Economical Fault-Tolerant Networks
In the past decade or so, we have seen the evolution of computer networks as a merger of the communication and computing worlds. This revolution has made the dream of global connectivity possible, and with it has brought an explosion in the number of people utilizing computer networks for numerous vital tasks. The sheer volume and importance of tasks being ported to network-based applications and services has made reliability an undeniable need. On the other hand, networks fail all the time for a variety of reasons, including but not limited to power failures, communication link breakdowns, hardware failures and software crashes. Overcoming these failures and maintaining network services to users is addressed by implementing fault tolerance.
One common method for implementing fault tolerance is redundant data replication. Employment of an exact copy in place of a failed network component ensures availability of services on the network. The process of fault detection and replacement must be quick and automatic in order to make the fault invisible at the client end.
Our solution bases itself on a cluster of identical Linux servers, providing various network services. We did not employ any additional links other than the standard network connectivity. Various components within the solution include an algorithm to select a successor to a failed component, and both clock and data synchronization procedures among the processes. The services and data are replicated on all computers within the cluster. In the event of failure of a server, it is to be replaced by a replica, which carries a redundant copy of all data and service configurations offered by the crashed machine. After the detection of a failure, an election process is enacted among the identical servers and a replacement for the crashed server comes forward. Under normal working conditions of the network, the current server regularly pushes clock time, data and key configuration files to the rest of the cluster in order to maintain them as peers.
The standard techniques for improving the reliability of the network can be divided into two broad groups.
Dedicated hardware: this is expensive, and needs special maintenance. Examples of such a method include RAID (redundant array of inexpensive disks) and non-IP solutions requiring secondary communication links between machines.
Secondary backup machines: these are machines identical to the primary server and are maintained as mirrors of the primary. Their major drawback is not their high cost, but that under conditions of network failure, the switchover to the backup machine is not transparent to the clients. In fact, the clients need to be configured in advance with secondary (or slave) server parameters. The clients for most of the services will usually try the primary server first; then, on timeout, attempt to use the secondary server. This introduces unnecessary overhead and delay. Another important thing to note is that the backup machine is 100 percent redundant, used only when the primary server is under fault.
The problem is in achieving a software solution to ensure reliability, without the need of additional hardware and to keep the switchover transparent to the clients. Furthermore, we would not like to waste resources by completely dedicating one or more machines to a backup role.

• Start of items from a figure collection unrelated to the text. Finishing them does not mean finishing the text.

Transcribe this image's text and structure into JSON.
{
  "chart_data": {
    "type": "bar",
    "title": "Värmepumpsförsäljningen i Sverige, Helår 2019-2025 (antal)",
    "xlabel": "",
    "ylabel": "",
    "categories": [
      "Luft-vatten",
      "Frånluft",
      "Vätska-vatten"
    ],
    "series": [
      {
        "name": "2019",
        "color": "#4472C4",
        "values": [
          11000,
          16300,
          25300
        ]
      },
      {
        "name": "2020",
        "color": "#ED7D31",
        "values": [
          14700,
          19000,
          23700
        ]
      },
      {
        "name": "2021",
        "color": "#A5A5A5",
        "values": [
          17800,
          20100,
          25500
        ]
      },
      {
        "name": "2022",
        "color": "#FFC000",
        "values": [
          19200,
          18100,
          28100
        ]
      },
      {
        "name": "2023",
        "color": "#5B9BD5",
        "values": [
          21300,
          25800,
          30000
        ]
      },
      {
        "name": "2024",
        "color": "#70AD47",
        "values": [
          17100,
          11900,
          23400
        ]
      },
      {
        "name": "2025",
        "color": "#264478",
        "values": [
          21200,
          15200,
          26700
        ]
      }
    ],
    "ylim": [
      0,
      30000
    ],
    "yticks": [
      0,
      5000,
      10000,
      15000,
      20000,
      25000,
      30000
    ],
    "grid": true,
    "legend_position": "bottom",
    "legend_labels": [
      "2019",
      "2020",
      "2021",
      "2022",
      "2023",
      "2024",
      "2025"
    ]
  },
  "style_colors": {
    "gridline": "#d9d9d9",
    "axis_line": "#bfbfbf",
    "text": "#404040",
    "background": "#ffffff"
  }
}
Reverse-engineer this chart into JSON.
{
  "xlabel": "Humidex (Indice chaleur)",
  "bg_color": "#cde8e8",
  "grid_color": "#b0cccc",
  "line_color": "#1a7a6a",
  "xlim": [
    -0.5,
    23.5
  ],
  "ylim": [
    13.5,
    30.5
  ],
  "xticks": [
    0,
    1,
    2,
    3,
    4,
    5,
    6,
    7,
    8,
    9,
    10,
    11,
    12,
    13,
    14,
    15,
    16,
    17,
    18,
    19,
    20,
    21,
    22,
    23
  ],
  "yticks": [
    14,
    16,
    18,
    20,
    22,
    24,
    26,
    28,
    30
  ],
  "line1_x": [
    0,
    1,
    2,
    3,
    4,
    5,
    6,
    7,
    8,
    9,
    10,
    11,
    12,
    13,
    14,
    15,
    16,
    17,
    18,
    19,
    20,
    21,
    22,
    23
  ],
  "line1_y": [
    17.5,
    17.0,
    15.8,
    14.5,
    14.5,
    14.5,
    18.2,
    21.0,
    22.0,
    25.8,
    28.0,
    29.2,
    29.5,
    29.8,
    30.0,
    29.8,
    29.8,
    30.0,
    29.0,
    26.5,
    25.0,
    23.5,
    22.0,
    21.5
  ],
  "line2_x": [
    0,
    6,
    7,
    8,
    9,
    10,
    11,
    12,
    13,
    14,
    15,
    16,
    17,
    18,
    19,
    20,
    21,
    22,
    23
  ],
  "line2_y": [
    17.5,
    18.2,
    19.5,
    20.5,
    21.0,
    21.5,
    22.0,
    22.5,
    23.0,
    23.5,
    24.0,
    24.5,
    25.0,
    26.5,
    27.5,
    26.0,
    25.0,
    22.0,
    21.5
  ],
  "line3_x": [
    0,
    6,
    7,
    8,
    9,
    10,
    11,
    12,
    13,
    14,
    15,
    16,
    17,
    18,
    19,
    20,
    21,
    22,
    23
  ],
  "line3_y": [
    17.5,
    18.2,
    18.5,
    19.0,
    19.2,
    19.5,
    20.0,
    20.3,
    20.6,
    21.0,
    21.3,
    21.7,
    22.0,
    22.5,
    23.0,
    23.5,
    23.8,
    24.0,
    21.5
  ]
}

Our solution finds its roots in the already-established backup system of primary and secondary servers. Instead of using two computers, we employ a set of computers. One of these computers is selected to act as a master machine to coordinate the network services, while the rest assume the role of slave machines: general-purpose server-class machines that take part in the election. The master server sets up a virtual IP address and starts all services required for normal operation of the network. The slaves monitor the status of the master for failures. If a failure occurs, a new master will be chosen and services to the network restored; the change is transparent to the clients. The slaves are not intended to be dedicated solely to this purpose; rather, they may be employed to perform other tasks (compute servers, workstations, etc.). Only on being chosen master does a machine also take on the task of establishing the virtual server.
The most crucial task in the event of failure is the selection of a new master machine. It is not possible to predict which machines in the chain would be unavailable due to earlier failures or being switched off. Therefore, a simple pre-established hierarchy of switchover, like the one in primary/secondary servers, is not practical. Moreover, a single coordinator for selecting a master cannot be used, because failure of this coordinator would result in total failure of the network.
With these facts in mind, we used a distributed election algorithm to select the appropriate successor to the dead master. Election algorithms are widely used to select a coordinator process in parallel and distributed computing. Initially, we tried the “Bully Election” algorithm. (See Resources.) This suffers from a handicap in that when a failed master is fixed and brought back into the network, it bullies the already-established master into handing over services. This creates an unnecessary switchover and results in loss of newer and updated data, besides causing network delay. The data loss occurs because updates may have been made in the new master machine, and when the original crashed master revives, it does not have the updated data.